I have several documents scanned from microfilm into PDFs. They are just text but the original pages were thin and the print on the back shows through as light gray. I can readily get rid of the gray by using a color replacer in a graphics program (I use IrfanView). This makes the page far easier to read. But IrfanView cannot open a PDF and Adobe Reader does not offer any options to save the PDF as anything else. Is there a conversion program that works well for this purpose? Older computer running Win XP.
Can you take a screenshot and edit that in Irfanview? It might be easier if you zoomed in and took 4 screenshots and then pieced them back together in to one large image, for readability.
And if you have the Postscript plugin for Irfanview and Ghostscript is installed, you can open PDFs in Irfanview. I don’t know if you can also edit them as images, as I’ve never tried to do that.
Can confirm that Zamzar.com is the way to go for something like this, if you don’t want to mess with other software or doing a workaround like screenshots. No account needed, just upload your documents and usually within a few minutes get a link to download your converted files.
I’ve used Zamzar many, many times in the past for conversions of all types, and they DO convert pdf to jpg as well as pdf to tiff.

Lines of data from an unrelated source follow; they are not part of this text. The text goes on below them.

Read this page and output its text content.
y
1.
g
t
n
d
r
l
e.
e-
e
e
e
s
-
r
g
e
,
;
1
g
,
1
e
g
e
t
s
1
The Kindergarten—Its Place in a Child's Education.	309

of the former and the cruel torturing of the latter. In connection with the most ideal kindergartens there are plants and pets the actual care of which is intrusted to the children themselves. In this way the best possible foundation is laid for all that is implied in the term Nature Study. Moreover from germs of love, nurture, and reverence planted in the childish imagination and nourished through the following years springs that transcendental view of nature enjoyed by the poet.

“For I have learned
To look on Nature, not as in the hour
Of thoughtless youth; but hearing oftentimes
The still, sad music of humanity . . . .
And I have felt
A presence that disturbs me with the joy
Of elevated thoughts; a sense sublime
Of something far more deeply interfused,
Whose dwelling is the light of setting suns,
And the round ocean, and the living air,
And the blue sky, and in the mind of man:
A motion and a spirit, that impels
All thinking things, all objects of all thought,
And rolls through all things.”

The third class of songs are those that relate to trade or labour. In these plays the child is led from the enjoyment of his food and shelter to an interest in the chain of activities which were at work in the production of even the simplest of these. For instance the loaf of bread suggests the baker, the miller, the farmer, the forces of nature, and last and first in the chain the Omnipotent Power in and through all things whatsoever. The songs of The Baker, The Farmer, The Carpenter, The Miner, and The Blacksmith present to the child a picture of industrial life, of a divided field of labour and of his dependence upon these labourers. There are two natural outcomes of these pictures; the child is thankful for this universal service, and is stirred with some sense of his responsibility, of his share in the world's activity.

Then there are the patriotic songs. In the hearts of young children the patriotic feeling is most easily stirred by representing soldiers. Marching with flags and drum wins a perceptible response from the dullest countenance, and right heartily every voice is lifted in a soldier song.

To avoid this problem: When you scan pages that are too thin so that the text on the back shines through - place a black sheet behind the sheet to be scanned.
Since the question’s been answered, I can butt in and say that the thread provides fodder for the familiar joke: PDF is an acronym for Pnonportable Document File. As in ‘pneumonia,’ the ‘P’ is silent.
For archival purposes you are supposed to compromise and pick a conforming standard like PDF/A (and, naturally, there is more than one flavour of that).